Thiago Apenas: [vc não tem sobrenome???]... o mundo é uma grande corporação, e como as grandes corporações, se não houver o trabalho de equipe, de nada vai adiantar eu lutar sozinha. Preciso juntar mais algumas cabeças pensantes, pra refletir e então achar uma solução. Eu sozinha? Sou fraca e não consigo.

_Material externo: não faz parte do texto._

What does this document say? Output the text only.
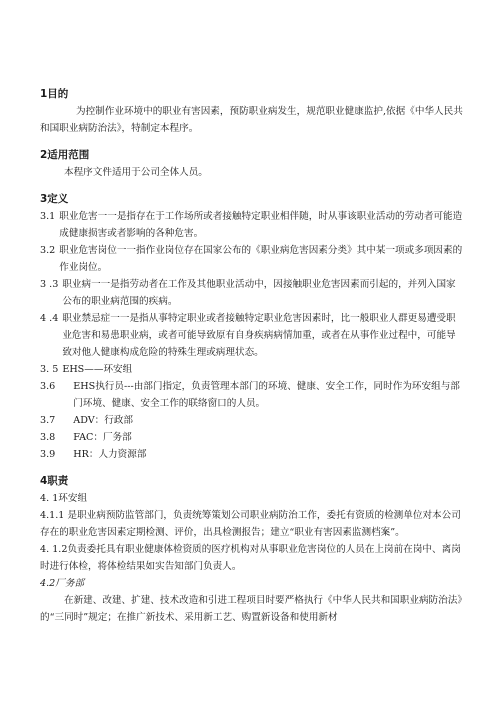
1目的

为控制作业环境中的职业有害因素，预防职业病发生，规范职业健康监护,依据《中华人民共和国职业病防治法》，特制定本程序。

2适用范围

本程序文件适用于公司全体人员。

3定义

3.1 职业危害一一是指存在于工作场所或者接触特定职业相伴随，时从事该职业活动的劳动者可能造成健康损害或者影响的各种危害。
3.2 职业危害岗位一一指作业岗位存在国家公布的《职业病危害因素分类》其中某一项或多项因素的作业岗位。
3 .3 职业病一一是指劳动者在工作及其他职业活动中，因接触职业危害因素而引起的，并列入国家公布的职业病范围的疾病。
4 .4 职业禁忌症一一是指从事特定职业或者接触特定职业危害因素时，比一般职业人群更易遭受职业危害和易患职业病，或者可能导致原有自身疾病病情加重，或者在从事作业过程中，可能导致对他人健康构成危险的特殊生理或病理状态。
3. 5 EHS——环安组
3.6 EHS执行员---由部门指定，负责管理本部门的环境、健康、安全工作，同时作为环安组与部门环境、健康、安全工作的联络窗口的人员。
3.7 ADV：行政部
3.8 FAC：厂务部
3.9 HR：人力资源部

4职责

4. 1环安组

4.1.1 是职业病预防监管部门，负责统筹策划公司职业病防治工作，委托有资质的检测单位对本公司存在的职业危害因素定期检测、评价，出具检测报告；建立“职业有害因素监测档案”。

4. 1.2负责委托具有职业健康体检资质的医疗机构对从事职业危害岗位的人员在上岗前在岗中、离岗时进行体检，将体检结果如实告知部门负责人。

4.2厂务部

在新建、改建、扩建、技术改造和引进工程项目时要严格执行《中华人民共和国职业病防治法》的“三同时”规定；在推广新技术、采用新工艺、购置新设备和使用新材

É isso! Vcs são tudo lindus!

jujudeblu disse...

Amiga, nesses casos, creio que vcs podiam ter chamado a SAMU, pois talvez entraria como uma questão de saúde, senão física talvez mental.
Enfim, eu ia colocar isso no meu comment, mas na hora preferi não falar que era pra não "resolver" todo o assunto, deixar as "resoluções" pra outra hora que não impedisse o debate. ^^

Ana P. disse...

Juju: eu sei que poderiam ser tomadas outras N atitudes. Quando muito, poderiam ter perguntado se ele precisava de alguma coisa, tentar chegar amigavelmente no ser para que ele parasse de cagar na frente do banco. De qualquer forma, se chamássemos o SAMU, e ele não quisesse sair, eles não podem forçar, podem?

E eles saíram de lá, por vontade própria. Não precisamos fazer nada. E o que talvez seja realmente o pior: não fizemos nada.